Tuesday, February 23, 2010
Happy Birthday Gram...
My Grandmother passed away this morning, early before the sun came up...
I was up because I had gone to bed early the night before, I meditated and prayed for her passing. She had lost consciousness the night before and I was wishing her transition would be peaceful and she would not have to linger in a place of hearing and feeling but not being able to communicate.
I got to spend time with her and got to tell her I loved her. I am not sad, I am grateful.
My gram lived a long life and many of the years of her life were spent caring for me and my siblings because our parents could not. She wasn't warm and cuddly, she was strong and good. We could depend on her to come and rescue us in the middle of the night from a sleep over we were not ready for, to get us to a doctor when we were sick, to make sure we always had something to eat and a safe person to call when we were afraid.
My gram was my mothers care-taker, my mother never quite got that, still doesn't. Gram spent her whole life worrying about and taking care of her. Without my gram my mother wouldn't have survived. My mother has always dealt with mental illness and drug addiction, gram never judged her and was always took her side. It is sad that her life was spent giving to her and there are times I have been angry about how much sacrifice that was but my gram knew how to love unconditionally.
My gram did not shower us with gifts, she didn't kiss us good night or tell us she loved us. She didn't braid our hair or take us to Sunday tea, she didn't make us dresses, fuss over us or own a brag book. My gram was not our cushion, she was our protector and our rock.
What gram gave me was good advice, she taught me cook, garden, honor family, work hard, play cards, fish, and showed me how to make something beautiful from almost nothing at all. She told me stories that would last my whole life.
She believed in simple things like a good meal, a night sky, the sound of the ocean, that a long drive could clear your head, and a good nights sleep could be found in a comfy chair with a book on your lap. A party was not a party without lots of food and music, the best place for a party was under the big tree in her yard. A pic-nic table could be made from an old door and comfort could be found at the kitchen table. Family first...always.
At Stevie's funeral my gram took my hands in her delicate brown hands that looked like leathery road map, looked at me with her magnified mosquito eyes and said, "It should have been me, I am ready to go, it should have been me" She told me she loved me very much. She never had to say it before because I always knew she loved me but hearing it on that day split me down the middle. The unfairness was obvious but as it turned out my gram still needed to be here and losing Stevie tought me how to care for my gram in her last days. She lit a candle everyday for the last three years for my daughter.

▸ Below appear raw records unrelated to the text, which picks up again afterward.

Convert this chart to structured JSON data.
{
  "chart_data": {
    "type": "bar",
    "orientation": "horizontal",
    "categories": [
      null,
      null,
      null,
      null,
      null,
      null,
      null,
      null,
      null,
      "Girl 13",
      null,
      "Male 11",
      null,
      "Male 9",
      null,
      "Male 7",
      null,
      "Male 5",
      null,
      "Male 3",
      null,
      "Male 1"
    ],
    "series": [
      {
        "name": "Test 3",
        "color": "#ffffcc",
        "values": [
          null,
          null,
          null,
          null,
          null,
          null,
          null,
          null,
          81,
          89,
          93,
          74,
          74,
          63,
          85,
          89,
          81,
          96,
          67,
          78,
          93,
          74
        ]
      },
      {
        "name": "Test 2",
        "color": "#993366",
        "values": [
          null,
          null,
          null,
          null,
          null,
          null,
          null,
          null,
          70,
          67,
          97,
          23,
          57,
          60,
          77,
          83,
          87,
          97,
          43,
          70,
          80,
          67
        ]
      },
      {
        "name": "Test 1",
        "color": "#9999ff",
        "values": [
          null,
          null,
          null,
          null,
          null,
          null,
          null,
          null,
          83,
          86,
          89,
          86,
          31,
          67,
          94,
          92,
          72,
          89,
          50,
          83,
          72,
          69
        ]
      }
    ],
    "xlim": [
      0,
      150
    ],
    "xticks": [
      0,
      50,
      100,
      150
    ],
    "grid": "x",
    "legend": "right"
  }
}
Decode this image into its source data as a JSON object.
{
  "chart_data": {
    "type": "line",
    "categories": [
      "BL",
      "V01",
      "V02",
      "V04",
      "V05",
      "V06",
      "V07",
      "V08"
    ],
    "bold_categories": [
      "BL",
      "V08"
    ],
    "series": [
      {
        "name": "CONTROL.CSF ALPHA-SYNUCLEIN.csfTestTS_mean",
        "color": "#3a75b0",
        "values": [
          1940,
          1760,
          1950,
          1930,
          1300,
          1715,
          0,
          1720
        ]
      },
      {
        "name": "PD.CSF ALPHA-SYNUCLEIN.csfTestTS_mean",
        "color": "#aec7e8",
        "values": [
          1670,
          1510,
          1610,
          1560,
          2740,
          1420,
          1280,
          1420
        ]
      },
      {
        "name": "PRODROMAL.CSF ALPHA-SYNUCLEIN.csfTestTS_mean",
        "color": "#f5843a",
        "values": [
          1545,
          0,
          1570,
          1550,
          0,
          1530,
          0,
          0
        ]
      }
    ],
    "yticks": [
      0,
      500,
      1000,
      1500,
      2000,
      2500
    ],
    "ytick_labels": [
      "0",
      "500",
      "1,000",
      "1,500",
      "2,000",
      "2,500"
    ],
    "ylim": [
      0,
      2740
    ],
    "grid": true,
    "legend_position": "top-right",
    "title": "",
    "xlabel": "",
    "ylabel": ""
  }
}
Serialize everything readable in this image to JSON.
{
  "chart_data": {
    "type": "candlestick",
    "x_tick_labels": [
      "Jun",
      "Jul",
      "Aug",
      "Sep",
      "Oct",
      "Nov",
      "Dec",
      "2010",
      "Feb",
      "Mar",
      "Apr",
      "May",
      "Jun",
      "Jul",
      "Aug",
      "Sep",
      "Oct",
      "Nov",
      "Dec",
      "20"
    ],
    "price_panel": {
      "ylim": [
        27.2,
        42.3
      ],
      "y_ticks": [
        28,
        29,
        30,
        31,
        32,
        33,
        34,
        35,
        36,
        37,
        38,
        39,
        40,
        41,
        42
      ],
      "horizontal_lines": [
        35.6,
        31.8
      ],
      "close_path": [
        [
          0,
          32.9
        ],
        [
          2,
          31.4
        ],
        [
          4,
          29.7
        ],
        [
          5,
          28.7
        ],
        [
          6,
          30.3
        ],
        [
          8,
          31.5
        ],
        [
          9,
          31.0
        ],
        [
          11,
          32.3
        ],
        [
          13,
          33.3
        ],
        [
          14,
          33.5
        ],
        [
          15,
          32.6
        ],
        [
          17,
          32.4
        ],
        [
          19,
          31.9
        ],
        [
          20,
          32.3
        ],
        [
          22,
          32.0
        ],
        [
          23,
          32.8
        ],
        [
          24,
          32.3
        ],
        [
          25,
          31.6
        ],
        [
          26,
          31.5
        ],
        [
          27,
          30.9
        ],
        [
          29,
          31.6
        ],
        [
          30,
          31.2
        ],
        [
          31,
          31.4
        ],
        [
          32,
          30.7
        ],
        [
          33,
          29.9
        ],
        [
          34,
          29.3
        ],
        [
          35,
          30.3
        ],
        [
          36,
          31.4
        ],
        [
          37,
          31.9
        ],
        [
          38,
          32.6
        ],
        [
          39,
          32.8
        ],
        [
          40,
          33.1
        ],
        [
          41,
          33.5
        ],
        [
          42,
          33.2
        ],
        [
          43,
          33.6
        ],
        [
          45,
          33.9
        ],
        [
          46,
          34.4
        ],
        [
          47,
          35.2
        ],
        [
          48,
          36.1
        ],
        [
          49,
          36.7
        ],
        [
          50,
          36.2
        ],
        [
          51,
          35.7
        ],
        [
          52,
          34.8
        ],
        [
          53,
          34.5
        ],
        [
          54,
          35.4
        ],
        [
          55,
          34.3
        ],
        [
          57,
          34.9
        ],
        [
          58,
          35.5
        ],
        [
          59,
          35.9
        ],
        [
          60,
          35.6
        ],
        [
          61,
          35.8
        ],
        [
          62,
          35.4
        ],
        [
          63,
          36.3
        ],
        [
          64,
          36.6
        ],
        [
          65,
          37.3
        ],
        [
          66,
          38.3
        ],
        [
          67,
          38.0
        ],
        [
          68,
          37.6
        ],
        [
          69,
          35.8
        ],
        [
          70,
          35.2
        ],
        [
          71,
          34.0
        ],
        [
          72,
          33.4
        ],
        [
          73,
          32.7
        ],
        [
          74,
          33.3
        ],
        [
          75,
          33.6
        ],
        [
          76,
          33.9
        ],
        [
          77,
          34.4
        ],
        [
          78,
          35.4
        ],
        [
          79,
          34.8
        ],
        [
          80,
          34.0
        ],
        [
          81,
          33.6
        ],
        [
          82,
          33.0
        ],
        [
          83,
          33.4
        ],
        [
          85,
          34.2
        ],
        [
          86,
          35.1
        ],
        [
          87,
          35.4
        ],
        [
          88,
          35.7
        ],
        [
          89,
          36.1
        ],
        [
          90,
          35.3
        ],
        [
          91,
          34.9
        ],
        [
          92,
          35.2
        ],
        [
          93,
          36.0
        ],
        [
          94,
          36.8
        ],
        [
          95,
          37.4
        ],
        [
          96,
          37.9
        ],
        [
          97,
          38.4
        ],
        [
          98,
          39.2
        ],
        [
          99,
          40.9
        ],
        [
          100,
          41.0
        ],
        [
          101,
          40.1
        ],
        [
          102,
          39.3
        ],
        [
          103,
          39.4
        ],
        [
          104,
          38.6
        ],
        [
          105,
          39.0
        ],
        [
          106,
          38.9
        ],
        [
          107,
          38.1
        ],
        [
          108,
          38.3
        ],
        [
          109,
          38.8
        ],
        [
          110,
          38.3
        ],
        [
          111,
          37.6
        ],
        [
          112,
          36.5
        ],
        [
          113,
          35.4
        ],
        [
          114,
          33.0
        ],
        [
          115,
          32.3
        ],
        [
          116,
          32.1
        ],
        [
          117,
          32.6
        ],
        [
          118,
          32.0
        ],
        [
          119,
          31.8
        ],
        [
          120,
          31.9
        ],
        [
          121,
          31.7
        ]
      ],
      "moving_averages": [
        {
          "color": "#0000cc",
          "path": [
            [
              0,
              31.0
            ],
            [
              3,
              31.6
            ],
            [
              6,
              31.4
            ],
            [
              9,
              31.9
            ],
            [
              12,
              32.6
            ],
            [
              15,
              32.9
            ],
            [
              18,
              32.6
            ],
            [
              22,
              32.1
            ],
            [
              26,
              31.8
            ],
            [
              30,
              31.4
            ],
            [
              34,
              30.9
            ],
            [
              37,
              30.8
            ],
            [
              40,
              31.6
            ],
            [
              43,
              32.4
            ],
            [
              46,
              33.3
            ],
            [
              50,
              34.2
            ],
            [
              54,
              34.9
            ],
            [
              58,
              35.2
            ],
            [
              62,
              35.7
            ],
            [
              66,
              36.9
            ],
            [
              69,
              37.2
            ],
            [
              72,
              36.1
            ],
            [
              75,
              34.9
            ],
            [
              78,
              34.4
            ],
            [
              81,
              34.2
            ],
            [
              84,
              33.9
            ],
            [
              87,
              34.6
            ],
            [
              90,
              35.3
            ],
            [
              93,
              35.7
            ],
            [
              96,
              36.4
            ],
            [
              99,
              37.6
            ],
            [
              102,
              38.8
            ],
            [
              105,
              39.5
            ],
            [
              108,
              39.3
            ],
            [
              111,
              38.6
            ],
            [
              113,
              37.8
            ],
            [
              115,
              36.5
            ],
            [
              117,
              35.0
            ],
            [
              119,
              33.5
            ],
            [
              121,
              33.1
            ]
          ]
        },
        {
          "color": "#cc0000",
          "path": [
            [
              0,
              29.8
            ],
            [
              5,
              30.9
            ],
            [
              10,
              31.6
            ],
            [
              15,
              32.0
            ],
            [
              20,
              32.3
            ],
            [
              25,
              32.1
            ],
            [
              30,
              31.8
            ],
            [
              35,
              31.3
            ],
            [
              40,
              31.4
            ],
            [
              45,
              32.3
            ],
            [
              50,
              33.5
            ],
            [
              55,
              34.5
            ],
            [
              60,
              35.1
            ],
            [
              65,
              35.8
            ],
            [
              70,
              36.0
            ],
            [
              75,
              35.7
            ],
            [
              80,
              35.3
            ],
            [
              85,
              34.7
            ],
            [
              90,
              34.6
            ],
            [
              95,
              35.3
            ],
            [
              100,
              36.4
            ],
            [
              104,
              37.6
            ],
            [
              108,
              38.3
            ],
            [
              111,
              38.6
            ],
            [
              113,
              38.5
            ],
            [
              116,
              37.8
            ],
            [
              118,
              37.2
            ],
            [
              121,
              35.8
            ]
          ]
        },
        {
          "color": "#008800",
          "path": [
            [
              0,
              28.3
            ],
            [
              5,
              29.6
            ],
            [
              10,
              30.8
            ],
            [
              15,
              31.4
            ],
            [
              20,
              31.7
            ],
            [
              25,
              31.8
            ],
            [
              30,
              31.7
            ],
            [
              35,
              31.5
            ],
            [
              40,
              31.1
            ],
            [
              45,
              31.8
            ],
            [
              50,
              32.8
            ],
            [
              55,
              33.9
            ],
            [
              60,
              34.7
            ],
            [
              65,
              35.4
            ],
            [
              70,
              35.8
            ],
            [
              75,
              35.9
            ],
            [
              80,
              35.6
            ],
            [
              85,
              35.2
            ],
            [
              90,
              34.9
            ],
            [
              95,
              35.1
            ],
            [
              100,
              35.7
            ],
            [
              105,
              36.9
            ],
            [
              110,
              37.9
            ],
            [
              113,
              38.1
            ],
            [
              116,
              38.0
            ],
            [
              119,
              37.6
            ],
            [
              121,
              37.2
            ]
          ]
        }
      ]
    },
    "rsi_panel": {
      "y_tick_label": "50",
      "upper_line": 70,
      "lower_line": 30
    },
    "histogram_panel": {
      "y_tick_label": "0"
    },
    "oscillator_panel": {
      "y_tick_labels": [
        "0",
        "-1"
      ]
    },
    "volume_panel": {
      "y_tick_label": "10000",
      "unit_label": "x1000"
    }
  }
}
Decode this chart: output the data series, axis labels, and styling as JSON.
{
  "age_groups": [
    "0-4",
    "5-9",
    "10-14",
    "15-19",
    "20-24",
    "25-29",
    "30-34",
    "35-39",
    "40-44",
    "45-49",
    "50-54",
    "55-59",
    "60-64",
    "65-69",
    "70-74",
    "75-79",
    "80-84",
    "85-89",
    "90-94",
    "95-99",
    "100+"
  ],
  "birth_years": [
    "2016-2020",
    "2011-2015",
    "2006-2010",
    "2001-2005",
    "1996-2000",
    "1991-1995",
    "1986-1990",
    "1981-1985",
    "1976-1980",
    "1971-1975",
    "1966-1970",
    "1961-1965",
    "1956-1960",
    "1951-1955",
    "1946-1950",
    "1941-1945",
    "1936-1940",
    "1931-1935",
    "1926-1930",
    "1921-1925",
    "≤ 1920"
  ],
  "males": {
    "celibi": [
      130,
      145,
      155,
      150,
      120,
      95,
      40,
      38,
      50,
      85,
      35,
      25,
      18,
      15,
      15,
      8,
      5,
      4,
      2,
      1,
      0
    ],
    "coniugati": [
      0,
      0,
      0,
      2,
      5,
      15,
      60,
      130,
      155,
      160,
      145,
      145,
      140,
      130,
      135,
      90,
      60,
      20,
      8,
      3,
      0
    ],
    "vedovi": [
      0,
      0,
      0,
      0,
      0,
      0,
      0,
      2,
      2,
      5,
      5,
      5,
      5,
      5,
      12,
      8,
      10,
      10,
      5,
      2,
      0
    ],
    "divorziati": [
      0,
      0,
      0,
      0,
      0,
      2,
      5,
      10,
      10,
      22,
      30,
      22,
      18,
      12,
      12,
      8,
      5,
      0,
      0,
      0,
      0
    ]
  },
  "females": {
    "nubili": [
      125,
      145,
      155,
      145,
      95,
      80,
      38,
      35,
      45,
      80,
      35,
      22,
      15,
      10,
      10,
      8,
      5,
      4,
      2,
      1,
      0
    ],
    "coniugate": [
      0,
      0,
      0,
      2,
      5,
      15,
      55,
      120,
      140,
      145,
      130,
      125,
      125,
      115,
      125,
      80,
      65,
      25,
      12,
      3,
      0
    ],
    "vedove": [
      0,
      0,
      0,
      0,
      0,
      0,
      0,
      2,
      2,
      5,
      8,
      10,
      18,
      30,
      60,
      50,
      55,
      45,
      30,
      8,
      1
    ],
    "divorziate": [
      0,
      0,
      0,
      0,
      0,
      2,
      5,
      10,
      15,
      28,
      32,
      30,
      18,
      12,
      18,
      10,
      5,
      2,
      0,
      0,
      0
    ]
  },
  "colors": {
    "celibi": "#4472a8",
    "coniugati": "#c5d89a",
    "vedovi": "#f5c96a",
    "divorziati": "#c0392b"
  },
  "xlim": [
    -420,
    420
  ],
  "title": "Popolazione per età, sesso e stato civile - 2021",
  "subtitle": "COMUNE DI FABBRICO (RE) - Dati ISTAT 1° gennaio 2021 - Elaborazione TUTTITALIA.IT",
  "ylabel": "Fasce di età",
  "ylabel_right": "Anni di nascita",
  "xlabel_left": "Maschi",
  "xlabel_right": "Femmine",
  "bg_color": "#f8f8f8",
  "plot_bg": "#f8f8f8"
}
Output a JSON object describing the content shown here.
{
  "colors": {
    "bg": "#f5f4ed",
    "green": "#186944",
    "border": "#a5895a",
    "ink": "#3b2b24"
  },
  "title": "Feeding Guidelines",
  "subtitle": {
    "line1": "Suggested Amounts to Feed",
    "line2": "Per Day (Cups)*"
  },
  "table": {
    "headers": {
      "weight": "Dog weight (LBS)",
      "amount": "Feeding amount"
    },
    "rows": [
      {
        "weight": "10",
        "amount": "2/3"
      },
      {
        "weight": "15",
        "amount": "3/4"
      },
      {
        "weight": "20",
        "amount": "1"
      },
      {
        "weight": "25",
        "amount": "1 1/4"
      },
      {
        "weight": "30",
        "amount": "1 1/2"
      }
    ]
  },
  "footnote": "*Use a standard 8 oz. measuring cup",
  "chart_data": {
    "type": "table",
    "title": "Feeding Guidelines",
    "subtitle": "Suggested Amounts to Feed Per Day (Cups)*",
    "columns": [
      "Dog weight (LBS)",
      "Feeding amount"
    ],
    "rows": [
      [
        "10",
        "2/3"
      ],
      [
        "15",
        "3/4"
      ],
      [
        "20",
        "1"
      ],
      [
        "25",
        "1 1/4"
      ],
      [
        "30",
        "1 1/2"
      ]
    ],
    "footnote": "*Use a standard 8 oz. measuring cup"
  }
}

Before Stevie died she had a dream that my grandmothers house was beautiful, filled with light and vases of baby pink roses. Stevie said that in her dream they were preparing for a birthday party and Stevie's job was to find my grandmothers baby and bring it to the party. She searched and searched and finally found it under a big tree.
I believe that at five this morning (on my grandfathers birthday) there was a house full of pink roses and healing light, guests waiting anxiously for the arrival of the birthday girl, and my daughter holding the baby my grandmother lost in childbirth so many years ago. The nurse said the last thing gram did was reach her hands out to embrace someone.
Happy Birthday gram, thank you, and I love you too.